EXCESSIVELY LOCKED IN BITES - can cause tension in the walls of the cranium, because the bite functions like a cranial suture connecting the upper and lower jawbones, and cranial sutures provide adaptability to accommodate irregularities in growth of individual bones. Such adaptability is needed in the bite, because the upper and lower jawbones grow by very different mechanisms, at slightly different rates, and in slightly different directions. However, in many modern human bites, the unworn teeth are so steeply interdigitated that they leave the bite without sufficient adaptive capacity to accommodate the natural discrepancies between the normal growth patterns in the upper and lower jawbones.The elongation of the mandible cannot push its corpus (the area containing the lower teeth) further forward, because that area of the mandible is locked to an upper jaw that grows by expanding rather than translating; and the upper jaw cannot expand, because it is locked to a mandible which grows by translating rather than expanding. The result of this locking together of the upper and lower jawbones by the bite is best described as a partial craniosynostosis of the maxillo-mandibular suture. Like in other craniosynostoses, the resulting strains are likely to be transmitted throughout the cranium.

CRANIOSACRAL TREATMENT - is an extension of cranial work to include the spinal canal, which is enclosed in the same CSF reservoir as the cranium; but where CSF flow is slower, more turbulent, and probably less consequential.
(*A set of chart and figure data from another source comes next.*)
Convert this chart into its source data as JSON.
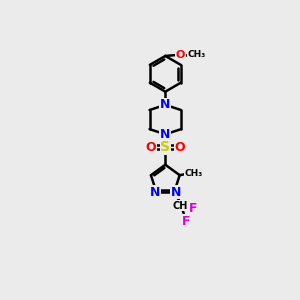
{
  "bg_color": "#ebebeb",
  "bond_color": "#000000",
  "N_color": "#0000ff",
  "O_color": "#ff0000",
  "S_color": "#cccc00",
  "F_color": "#dd00dd",
  "linewidth": 1.8,
  "fig_width": 3.0,
  "fig_height": 3.0,
  "dpi": 100,
  "xlim": [
    -3.5,
    3.5
  ],
  "ylim": [
    -5.5,
    5.5
  ]
}
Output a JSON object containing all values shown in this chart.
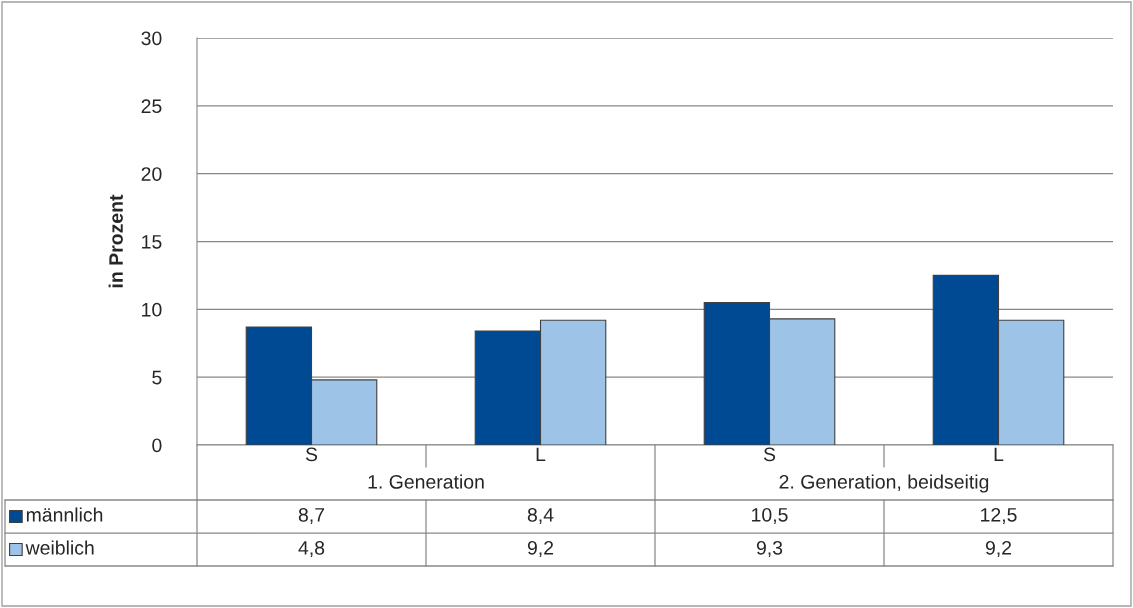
{
  "chart_data": {
    "type": "bar",
    "ylabel": "in Prozent",
    "categories": [
      "S",
      "L",
      "S",
      "L"
    ],
    "annotations": [
      "1. Generation",
      "2. Generation, beidseitig"
    ],
    "series": [
      {
        "name": "männlich",
        "color": "#004a93",
        "values": [
          8.7,
          8.4,
          10.5,
          12.5
        ],
        "value_labels": [
          "8,7",
          "8,4",
          "10,5",
          "12,5"
        ]
      },
      {
        "name": "weiblich",
        "color": "#9dc3e6",
        "values": [
          4.8,
          9.2,
          9.3,
          9.2
        ],
        "value_labels": [
          "4,8",
          "9,2",
          "9,3",
          "9,2"
        ]
      }
    ],
    "ylim": [
      0,
      30
    ],
    "yticks": [
      0,
      5,
      10,
      15,
      20,
      25,
      30
    ],
    "grid": "y",
    "legend": "bottom"
  }
}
The early osteopaths described how the tail end of the spine moves up during flexion (inhalation) and down during extension (exhalation). The hydrodynamics of CSF in the spinal canal are better known than those in the cranium, because they are more easily imaged and monitored. Blockages to the normal CSF flow through the spinal canal due to Chiari malformation, spina bifida, a cyst, spinal cord tethering, space occupying lesions, trauma, or infection impair the flow immediately above and below the blockage; but distal to the blockage, CSF flow resumes with epidural and cord pulsation. In minor blockages, the flow reflects local turbulence and eddies. In major blockages, the flow may be stopped completely. Removing the blockage surgically restores the flow and eliminates the symptoms.

Much of the clinical success from craniosacral treatment may be produced by other benefits of manual manipulation of the spinal column. The cranium functions as the superior end of the spine, therefore holding the occiput in one hand and the sacrum in the other when a patient lies on a table enables a therapist to feel the mobility of the whole spinal column and manipulate it in various ways that can enhance its range of motion, improve intervertebral joint circulation, or provide other benefits that we don't yet understand.